I would win every argument at the straws factory.
- Maybe the bathwater was fine all along
and the problem was the baby.
- The future is unpredictable
just as I have foreseen.
- Just because Josie’s on a vacation far away
that doesn't mean you have to be a pig.
- The devil is in the details
That's why it's safer to only skim.
- It’s fine that the sword swallower wants his son to go into the family business
But he shouldn't shove it down his throat.
- One problem with questioning yourself is the person answering doesn’t know any more than you do
- It might be a stereotype
but lots of people seem to prefer big speakers.
- Stealing someone’s dictionary is demeaning
- If you meet Lionel Richie, tell him,”You had me at ‘hello'”
Then grope his face for that sculpture you're working on.
- When you bite off more than you can chew
don't quit chewing. Remember, a lot of hungry people can only dream about biting off more than they can chew. [make into motivational poster with photo of kitten clinging to branch]
- Maybe I’d walk 500 miles for you. But 500 more?
Get over yourself. You'd let me do that? Why would I walk myself to death and fall down at the door of a person who cares so little for my well-being? You could at least send me a bus ticket or something.
- A bird in the hand is worth two in the bush, but either way, that’s not how to make a baby
- Science
- If you take everything literally, where do you take it?
- The plot thickened, like alfredo sauce in the refrigerator
- Bill Nye is really lucky that his last name rhymes with “guy”
- The problem with tourists from Australia is they always want to tell you what is and what is not a knife
- If your name is Freddy, you have to always be ready. That’s a lot of pressure
- I would totally understand if someone named Feel The Noise really hated Quiet Riot
- Don’t say you “work like a dog” unless you are a professional napper
- Malaise is my second least favorite sandwich topping
My least favorite is ennui-pesto.
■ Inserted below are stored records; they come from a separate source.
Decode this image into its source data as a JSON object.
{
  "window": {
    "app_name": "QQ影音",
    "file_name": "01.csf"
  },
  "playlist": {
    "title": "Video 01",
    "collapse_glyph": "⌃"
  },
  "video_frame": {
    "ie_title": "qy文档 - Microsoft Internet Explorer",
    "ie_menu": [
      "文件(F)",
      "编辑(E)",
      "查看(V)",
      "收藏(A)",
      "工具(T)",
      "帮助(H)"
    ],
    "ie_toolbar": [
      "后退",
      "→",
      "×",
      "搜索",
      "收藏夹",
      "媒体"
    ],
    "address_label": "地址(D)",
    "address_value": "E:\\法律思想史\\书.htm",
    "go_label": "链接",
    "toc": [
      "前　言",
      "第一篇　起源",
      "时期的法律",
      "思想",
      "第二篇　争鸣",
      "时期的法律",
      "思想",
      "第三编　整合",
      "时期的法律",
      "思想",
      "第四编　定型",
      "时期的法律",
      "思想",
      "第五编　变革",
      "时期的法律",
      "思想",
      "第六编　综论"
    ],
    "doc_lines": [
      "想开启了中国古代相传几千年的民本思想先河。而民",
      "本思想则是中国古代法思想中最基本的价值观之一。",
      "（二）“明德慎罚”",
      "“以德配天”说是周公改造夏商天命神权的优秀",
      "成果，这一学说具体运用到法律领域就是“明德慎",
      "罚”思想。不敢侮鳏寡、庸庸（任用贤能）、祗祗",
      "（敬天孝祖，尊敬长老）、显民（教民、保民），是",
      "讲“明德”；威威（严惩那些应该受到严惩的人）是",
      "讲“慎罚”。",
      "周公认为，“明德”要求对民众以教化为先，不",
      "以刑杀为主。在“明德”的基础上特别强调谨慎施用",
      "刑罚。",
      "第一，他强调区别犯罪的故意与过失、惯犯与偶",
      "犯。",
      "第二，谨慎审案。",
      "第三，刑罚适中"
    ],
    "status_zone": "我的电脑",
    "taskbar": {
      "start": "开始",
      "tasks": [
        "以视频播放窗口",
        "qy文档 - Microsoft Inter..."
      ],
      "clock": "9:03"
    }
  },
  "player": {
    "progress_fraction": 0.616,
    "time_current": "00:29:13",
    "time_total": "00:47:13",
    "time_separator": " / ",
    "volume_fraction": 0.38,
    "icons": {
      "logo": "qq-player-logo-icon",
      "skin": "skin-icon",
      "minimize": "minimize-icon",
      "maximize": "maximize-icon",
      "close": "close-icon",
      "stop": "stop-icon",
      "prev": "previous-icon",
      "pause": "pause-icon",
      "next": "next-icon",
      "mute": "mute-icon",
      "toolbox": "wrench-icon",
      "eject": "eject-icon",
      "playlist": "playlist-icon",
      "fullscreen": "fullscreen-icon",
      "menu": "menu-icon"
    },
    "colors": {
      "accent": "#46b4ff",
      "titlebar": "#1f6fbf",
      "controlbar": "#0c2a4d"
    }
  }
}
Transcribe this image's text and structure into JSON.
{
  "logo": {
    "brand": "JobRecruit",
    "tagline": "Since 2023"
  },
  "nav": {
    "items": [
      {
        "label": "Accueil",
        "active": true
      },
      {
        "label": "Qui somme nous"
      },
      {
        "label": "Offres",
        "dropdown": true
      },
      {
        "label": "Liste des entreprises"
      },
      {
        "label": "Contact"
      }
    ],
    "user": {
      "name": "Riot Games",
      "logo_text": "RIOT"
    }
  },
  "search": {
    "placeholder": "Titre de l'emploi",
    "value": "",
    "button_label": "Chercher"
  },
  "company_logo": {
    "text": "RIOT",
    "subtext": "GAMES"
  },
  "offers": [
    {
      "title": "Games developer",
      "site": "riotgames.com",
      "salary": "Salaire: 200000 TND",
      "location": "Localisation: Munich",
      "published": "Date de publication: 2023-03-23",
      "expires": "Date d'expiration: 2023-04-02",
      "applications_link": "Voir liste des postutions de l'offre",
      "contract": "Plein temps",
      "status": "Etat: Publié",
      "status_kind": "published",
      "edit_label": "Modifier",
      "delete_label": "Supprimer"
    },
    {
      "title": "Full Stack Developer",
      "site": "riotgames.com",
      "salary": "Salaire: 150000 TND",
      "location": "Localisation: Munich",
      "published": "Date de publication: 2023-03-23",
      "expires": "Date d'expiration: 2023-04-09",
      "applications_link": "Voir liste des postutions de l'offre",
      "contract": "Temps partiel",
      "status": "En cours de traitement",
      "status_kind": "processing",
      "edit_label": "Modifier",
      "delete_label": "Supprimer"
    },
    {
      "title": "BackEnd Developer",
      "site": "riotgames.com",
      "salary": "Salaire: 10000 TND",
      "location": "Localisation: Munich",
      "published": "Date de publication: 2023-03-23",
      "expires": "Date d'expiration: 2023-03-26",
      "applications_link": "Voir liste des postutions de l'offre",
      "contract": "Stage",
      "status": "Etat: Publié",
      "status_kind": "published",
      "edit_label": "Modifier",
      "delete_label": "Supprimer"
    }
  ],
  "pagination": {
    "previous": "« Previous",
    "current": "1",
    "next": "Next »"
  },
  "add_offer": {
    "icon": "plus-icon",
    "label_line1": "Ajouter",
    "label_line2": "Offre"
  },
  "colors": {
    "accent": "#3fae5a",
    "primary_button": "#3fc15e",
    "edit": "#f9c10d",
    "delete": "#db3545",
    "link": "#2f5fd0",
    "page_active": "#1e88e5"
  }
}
Also not a big fan of mustard gas.
- Live by the sword
die by the guy who remembered to sharpen his.
- Dee Snider just told me my best won’t do
Abandon all hope.
- Thank you for your well-informed, carefully researched, entirely reasonable, and modestly stated opinion
It will be filed with the others
- Yes, I’m anti histamine
I don't care who knows it. I really hate them.
- I call bullshit on the whole thing
- If you sell yourself short
your new owners will have no idea what size pants you wear.
- The world is so messed up
I just don't understand it. Sometimes I almost give up all hope. Everywhere I look, chaos.
Today the drawer is full of forks and spoons, but there isn't a single knife. Not one. It doesn't make any sense.
Oh, wait, now I remember--bagels and cream cheese. Whew! All is fine. Carry on.
- Yoda would be the worst little league coach
- Speed of life may vary
- A gluten for punishment
- R-E-S-P-E-C-T
"With all due respect" is usually followed by something disrespectful.
- NAZIS
I don't like them.
- Biggest downside to being a baker’s wife
Yeast infections.
(Just trying to get a rise out of you.)